Net Culture Personal Publishing Politics

On the responsibility of linkage…

Ok. Right. This is where things start to get interesting. Firstly, a metaphor. Imagine if you will a solar system – let’s make it a binary system with planets that fly around it. Watch the suns move around one another. Watch the planets move around the suns. Watch the moons move around the planets. Watch their stable arcs cascading around one another. The reason they do this? We all know the answer – the various entities have an influence on one another that we call gravity… This influence, exerted by each and every participant in this system, is what keeps the system stable. If the gravity was dramatically lower, the celestial bodies would fly off from one another into deep space. If the gravity was dramatically higher, the celestial bodies would collapse in on themselves, forming one body – a symbolic monolith…

Let’s move in a different direction for a moment. Must we as liberal individuals believe in a world that gives each and every opinion equal weight. Are all views equally “valid”, “worthwhile”, “right”? And where does this leave us when we vehemently disagree with the tactics that people promoting these views start to use? And where do we end up when the views we must consider “valid” are precisely those views which don’t believe other views to be “valid”, “worthwhile”, “right” and are prepared to say so, and/or do something about it.

This last assertion is one of the simplest paradoxes of liberalism. But it’s not a model worth operating with. And here’s where the solar system comes in. Because a world in which we – as individuals or groups – are unable to extert any kind of pressure on anyone else for doing what we believe to be wrong resembles a solar system without gravity – an immediate explosion occurs, critical divergence, utter lack of stability. And a world in which we – as individuals or groups – are able to extert total pressure on anyone else for doing what we believe to be wrong resembles a solar system with absolute gravity – an immediate imposion occurs, monolithic thinking, totalitarianist repression, totally lack of motion, inertia, death.

The weblog space is a space that bends under the pressure of traffic and influence. But mostly it bends under the strength of reputation (earned by “good work” or unearned by association and / or tacit sanctioning by those who have done “good work”).

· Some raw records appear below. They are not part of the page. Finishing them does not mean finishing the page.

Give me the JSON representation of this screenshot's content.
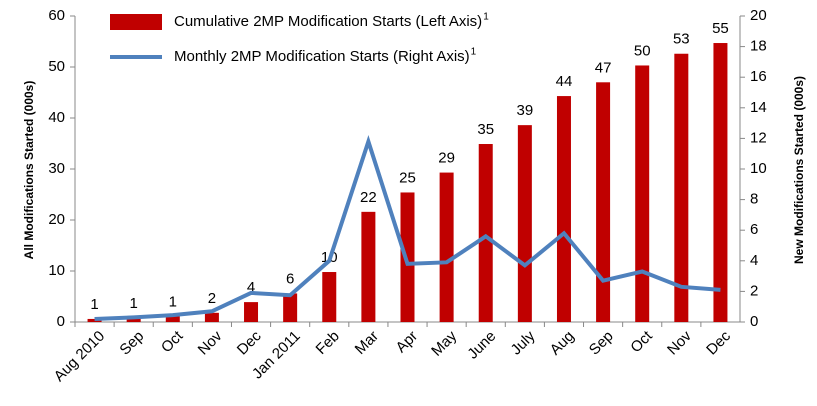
{
  "chart_data": {
    "type": "bar_line",
    "categories": [
      "Aug 2010",
      "Sep",
      "Oct",
      "Nov",
      "Dec",
      "Jan 2011",
      "Feb",
      "Mar",
      "Apr",
      "May",
      "June",
      "July",
      "Aug",
      "Sep",
      "Oct",
      "Nov",
      "Dec"
    ],
    "series": [
      {
        "name": "Cumulative 2MP Modification Starts (Left Axis)",
        "note": "1",
        "type": "bar",
        "color": "#c00000",
        "values": [
          0.6,
          0.8,
          1.1,
          1.8,
          3.9,
          5.6,
          9.8,
          21.6,
          25.4,
          29.3,
          34.9,
          38.6,
          44.3,
          47.0,
          50.3,
          52.6,
          54.7
        ],
        "value_labels": [
          "1",
          "1",
          "1",
          "2",
          "4",
          "6",
          "10",
          "22",
          "25",
          "29",
          "35",
          "39",
          "44",
          "47",
          "50",
          "53",
          "55"
        ]
      },
      {
        "name": "Monthly 2MP Modification Starts (Right Axis)",
        "note": "1",
        "type": "line",
        "color": "#4f81bd",
        "axis": "y2",
        "values": [
          0.2,
          0.3,
          0.45,
          0.7,
          1.9,
          1.75,
          4.0,
          11.8,
          3.8,
          3.9,
          5.6,
          3.7,
          5.8,
          2.7,
          3.3,
          2.3,
          2.1
        ]
      }
    ],
    "ylabel": "All Modifications Started (000s)",
    "y2label": "New Modifications Started (000s)",
    "ylim": [
      0,
      60
    ],
    "yticks": [
      0,
      10,
      20,
      30,
      40,
      50,
      60
    ],
    "y2lim": [
      0,
      20
    ],
    "y2ticks": [
      0,
      2,
      4,
      6,
      8,
      10,
      12,
      14,
      16,
      18,
      20
    ]
  }
}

And I now believe that as an individual operating responsibly in this sphere, I have to be aware of any and all potential abilities I have to legitimately (ie. without lying, cheating or unfairly manipulating the situation in any way) exert whatsoever influence I might have in order to stop what I perceive to be morally wrong, corrupt politics, cheap argument and potentially warmongering. (And yes – if you’re beginning to catch on – I am again talking about warbloggers). I think I’ve come up with something that I believe to be appropriate action in these circumstances, and it’s to do with the responsibilities of being linked to

At the moment one very specific site is in my mind. This site, which I will not link to, links to a considerable number of intelligent and interesting people. Many of whom don’t share the politics or attitude of the man in question. Each one of these people is in a situation to act in such a way that would demonstrate their profound disagreement with those views simply by dint of their link being on his page. What I’m suggesting is that there is a power that comes with being linked to – and it’s a power that one should not only be aware of, but should feel the responsibility to employ – whether by sending a simple e-mail askind the link to be removed (“I do not wish to be associated with the bile-ridden drivel on your site”), or more proactively and campaigningly by using an .htaccess file or something similar to serve up a page which declares that you refuse to be associated with the views of the person whose site you’ve just left.

It’s not a lot, I know, but it’s the first thing that I can think of that actually represents some kind of weblogging ‘direct action’ – some kind of (almost negligible at the individual scale) gravitational influence that can be exerted by a site to act in such a way that it makes itself known as protesting without driving additional traffic to the thing they’re protesting about… And the best thing about it is that it’s entirely non-violent, non-flaming, non-confrontational. It’s a kind of passive politics – refusal to participate – refusal to allow yourself to be referenced – a bizarre kind of work-to-rule… The power of the inbound link should not be ignored…

PS. To clarify, maybe I can give a couple of examples… Let’s say a site links to yours that is homophobic – not a specific link to a specific page, but rather a general blog-rolling style link. To mention that site – to link to it – will promote their agenda, give them more page impressions, more people reading the crap they write. So what you could do instead is use an .htaccess file to shunt them through to a site that debunks myths about being gay.